15. At twenty-one, you will become a staff writer of the online magazine where you began your journey. You will be working with your favorite author on projects. In fact, you will be mentored by several authors from all over the world and you will wonder why at thirteen, every Friday in that forest park, you ever thought you’d be alone.
16. You will host your first writing workshop for the the youth from different planes of the globe. You will announce your mentorship program. You will break down at 2AM in your hotel room and fall to your knees in gratitude. Again and again, you will thank your angels. Again and again, you will thank your stars. And again and again, you will pick up the pen and go back to a blank page where you began.
17. Hey you, little dreamer. Who loves language the way she wishes she would be loved. Who tears into novels during lectures, lists collocations in another notebook, and searches for the meaning of the words in the dictionary instead of relying on context clues. Who thinks of a thousand ways to say “I love you” and “I’m sad” without actually using those words–because then, what else is poetry for? To the girl who should be in therapy instead of at the forest park every freaking Friday. Who seeks the wisdom of classic writers rather than asking her mom to find her a creative writing teacher. Hey you—yes you—with scars on your wrists, stories under your tongue, and dreams by the tip of your fingers…you will make it. You will save yourself with the lifeline of your verses and you will do the same to others in the future. Just give it time. And yeah, kiddo, your peers don’t like you right now but one day, they will ask for your autograph. So go, just go home.

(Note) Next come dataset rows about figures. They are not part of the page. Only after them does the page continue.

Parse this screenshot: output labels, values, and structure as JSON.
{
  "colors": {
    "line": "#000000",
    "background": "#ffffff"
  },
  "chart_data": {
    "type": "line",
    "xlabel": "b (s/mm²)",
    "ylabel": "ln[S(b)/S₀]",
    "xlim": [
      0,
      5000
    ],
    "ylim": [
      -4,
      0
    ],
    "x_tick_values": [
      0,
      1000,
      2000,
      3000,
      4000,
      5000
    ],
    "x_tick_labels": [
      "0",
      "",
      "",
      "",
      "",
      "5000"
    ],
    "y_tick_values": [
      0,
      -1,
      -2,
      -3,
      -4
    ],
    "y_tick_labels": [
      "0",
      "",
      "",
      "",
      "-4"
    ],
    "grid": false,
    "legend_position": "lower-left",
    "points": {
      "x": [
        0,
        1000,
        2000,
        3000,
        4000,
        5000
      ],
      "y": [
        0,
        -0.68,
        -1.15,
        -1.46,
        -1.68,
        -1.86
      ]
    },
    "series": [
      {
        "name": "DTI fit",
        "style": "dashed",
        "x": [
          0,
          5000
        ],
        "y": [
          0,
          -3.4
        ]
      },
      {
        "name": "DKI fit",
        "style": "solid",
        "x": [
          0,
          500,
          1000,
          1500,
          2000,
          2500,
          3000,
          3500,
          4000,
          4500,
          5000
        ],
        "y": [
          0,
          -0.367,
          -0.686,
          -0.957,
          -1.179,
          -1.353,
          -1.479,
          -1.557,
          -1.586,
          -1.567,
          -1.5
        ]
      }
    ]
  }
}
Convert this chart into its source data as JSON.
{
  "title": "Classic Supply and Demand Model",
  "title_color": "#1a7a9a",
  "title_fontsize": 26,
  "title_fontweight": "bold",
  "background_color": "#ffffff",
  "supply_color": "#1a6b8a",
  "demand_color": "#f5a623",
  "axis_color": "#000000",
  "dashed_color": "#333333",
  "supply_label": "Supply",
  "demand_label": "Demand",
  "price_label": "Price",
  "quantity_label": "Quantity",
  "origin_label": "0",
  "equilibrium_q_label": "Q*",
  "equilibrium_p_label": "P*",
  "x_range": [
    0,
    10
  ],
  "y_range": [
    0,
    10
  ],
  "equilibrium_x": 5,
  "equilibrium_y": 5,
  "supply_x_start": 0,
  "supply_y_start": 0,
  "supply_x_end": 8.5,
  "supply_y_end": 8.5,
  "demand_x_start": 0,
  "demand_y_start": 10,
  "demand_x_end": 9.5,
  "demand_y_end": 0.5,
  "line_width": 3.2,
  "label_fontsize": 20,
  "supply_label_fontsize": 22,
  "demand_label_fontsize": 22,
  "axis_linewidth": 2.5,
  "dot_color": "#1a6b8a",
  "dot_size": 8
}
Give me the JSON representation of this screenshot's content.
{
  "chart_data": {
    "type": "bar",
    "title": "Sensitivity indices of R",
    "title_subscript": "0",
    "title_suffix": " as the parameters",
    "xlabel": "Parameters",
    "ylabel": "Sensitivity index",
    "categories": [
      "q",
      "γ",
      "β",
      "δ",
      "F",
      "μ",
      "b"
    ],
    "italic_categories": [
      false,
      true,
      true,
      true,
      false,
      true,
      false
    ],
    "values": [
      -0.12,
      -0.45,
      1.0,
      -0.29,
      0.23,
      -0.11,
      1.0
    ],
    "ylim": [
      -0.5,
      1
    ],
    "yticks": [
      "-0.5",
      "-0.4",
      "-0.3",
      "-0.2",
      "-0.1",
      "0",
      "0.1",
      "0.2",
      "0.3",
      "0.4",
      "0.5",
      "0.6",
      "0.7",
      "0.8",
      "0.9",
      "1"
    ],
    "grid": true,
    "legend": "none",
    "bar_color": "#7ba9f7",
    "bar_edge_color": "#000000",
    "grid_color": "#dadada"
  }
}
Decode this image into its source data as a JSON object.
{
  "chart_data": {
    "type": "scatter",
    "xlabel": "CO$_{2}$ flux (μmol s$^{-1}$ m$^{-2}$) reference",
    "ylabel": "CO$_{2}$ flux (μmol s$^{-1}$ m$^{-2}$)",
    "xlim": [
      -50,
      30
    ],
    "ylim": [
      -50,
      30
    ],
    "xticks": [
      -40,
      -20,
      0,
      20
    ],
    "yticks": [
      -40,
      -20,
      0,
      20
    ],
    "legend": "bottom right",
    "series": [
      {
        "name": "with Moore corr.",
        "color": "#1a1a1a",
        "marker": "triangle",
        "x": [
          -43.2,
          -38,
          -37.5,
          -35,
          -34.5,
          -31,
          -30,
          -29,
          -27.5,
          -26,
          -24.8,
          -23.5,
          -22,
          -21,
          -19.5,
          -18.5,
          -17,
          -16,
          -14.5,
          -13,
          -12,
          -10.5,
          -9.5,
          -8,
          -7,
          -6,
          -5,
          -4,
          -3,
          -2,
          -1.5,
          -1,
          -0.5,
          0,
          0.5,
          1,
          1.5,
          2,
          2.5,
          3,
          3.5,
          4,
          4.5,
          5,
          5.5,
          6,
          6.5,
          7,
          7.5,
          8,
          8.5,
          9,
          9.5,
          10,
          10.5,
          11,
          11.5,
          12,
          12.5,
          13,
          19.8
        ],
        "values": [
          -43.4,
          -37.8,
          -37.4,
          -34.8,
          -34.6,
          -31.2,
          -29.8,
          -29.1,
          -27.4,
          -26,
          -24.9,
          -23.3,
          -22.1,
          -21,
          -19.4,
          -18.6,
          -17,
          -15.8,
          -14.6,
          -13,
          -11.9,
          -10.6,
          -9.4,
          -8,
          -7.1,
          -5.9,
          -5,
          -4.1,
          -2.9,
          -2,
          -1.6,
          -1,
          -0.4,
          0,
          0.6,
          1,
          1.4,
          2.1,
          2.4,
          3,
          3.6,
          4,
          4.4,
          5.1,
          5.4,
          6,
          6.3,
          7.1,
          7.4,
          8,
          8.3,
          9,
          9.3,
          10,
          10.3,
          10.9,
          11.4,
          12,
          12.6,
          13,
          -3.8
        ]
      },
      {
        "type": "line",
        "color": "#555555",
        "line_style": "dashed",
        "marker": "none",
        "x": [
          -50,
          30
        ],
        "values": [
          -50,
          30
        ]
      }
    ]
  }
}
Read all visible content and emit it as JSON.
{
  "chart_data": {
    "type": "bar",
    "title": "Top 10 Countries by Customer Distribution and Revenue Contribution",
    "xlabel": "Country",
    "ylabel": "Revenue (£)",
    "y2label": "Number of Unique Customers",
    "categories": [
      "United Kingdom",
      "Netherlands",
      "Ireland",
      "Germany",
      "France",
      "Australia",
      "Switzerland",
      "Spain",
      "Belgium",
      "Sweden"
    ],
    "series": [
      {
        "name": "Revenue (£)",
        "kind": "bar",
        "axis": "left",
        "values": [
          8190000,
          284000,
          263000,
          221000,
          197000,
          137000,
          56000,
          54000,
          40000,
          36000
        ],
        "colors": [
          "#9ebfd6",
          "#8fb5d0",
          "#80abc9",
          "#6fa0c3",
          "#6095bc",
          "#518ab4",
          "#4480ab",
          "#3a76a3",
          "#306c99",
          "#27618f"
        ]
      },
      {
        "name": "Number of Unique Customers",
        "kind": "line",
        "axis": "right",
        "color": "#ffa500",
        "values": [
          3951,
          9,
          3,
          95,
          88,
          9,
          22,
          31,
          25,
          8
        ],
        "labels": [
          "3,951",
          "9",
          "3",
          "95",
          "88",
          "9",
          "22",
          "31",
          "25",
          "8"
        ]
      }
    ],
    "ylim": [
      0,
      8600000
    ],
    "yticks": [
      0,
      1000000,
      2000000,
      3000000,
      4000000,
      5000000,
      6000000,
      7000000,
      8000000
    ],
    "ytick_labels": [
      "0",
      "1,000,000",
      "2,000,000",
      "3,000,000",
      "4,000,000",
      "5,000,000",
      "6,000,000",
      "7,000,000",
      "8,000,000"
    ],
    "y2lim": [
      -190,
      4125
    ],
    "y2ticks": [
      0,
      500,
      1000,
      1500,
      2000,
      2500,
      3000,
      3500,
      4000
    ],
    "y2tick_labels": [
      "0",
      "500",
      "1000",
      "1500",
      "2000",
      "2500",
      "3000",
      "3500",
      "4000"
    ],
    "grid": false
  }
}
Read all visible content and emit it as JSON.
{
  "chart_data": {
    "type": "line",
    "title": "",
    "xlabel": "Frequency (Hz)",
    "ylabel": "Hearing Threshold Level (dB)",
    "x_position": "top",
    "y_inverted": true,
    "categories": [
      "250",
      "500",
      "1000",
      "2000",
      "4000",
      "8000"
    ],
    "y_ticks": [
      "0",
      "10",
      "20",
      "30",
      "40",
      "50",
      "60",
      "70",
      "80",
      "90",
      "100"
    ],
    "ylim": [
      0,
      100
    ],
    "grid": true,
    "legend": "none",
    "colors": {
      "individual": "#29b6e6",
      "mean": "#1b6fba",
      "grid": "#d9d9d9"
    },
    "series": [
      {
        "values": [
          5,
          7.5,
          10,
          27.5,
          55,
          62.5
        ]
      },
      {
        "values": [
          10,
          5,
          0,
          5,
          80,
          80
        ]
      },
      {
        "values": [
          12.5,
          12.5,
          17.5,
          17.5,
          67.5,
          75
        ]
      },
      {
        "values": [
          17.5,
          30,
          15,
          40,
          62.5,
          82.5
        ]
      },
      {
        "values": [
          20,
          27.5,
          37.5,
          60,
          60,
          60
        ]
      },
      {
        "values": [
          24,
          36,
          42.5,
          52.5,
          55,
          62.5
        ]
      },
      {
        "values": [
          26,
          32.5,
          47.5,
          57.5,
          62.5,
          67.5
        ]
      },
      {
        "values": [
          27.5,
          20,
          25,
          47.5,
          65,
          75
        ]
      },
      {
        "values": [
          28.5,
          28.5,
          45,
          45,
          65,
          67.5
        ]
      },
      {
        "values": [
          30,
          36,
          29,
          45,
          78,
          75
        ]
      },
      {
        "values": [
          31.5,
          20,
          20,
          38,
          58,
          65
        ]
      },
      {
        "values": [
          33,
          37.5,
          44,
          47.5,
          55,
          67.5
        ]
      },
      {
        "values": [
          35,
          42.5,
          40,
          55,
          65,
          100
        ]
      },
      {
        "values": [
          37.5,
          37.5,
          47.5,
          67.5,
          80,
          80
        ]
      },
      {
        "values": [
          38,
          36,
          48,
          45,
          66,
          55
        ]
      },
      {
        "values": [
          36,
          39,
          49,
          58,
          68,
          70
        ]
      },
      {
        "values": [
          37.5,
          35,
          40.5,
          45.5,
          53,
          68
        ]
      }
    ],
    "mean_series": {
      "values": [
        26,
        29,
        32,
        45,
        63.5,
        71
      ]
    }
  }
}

18. Go home and watch Stuck in Love.
Fransivan MacKenzie is a storyteller born and raised in the Philippines. She is the author of the books “Out of the Woods,” “Departures,” and “i remember that it hurt.” Her works also appeared in Transition Magazine, The Racket, Abandon Journal, CP Quarterly Review, and more literary journals all over the world. In 2023, she became a staff writer for Germ Magazine, the platform that provided her first international exposure. She founded the Fransivan Mackenzie Poetry Mentorship Program to promote literacy while breaking financial barriers.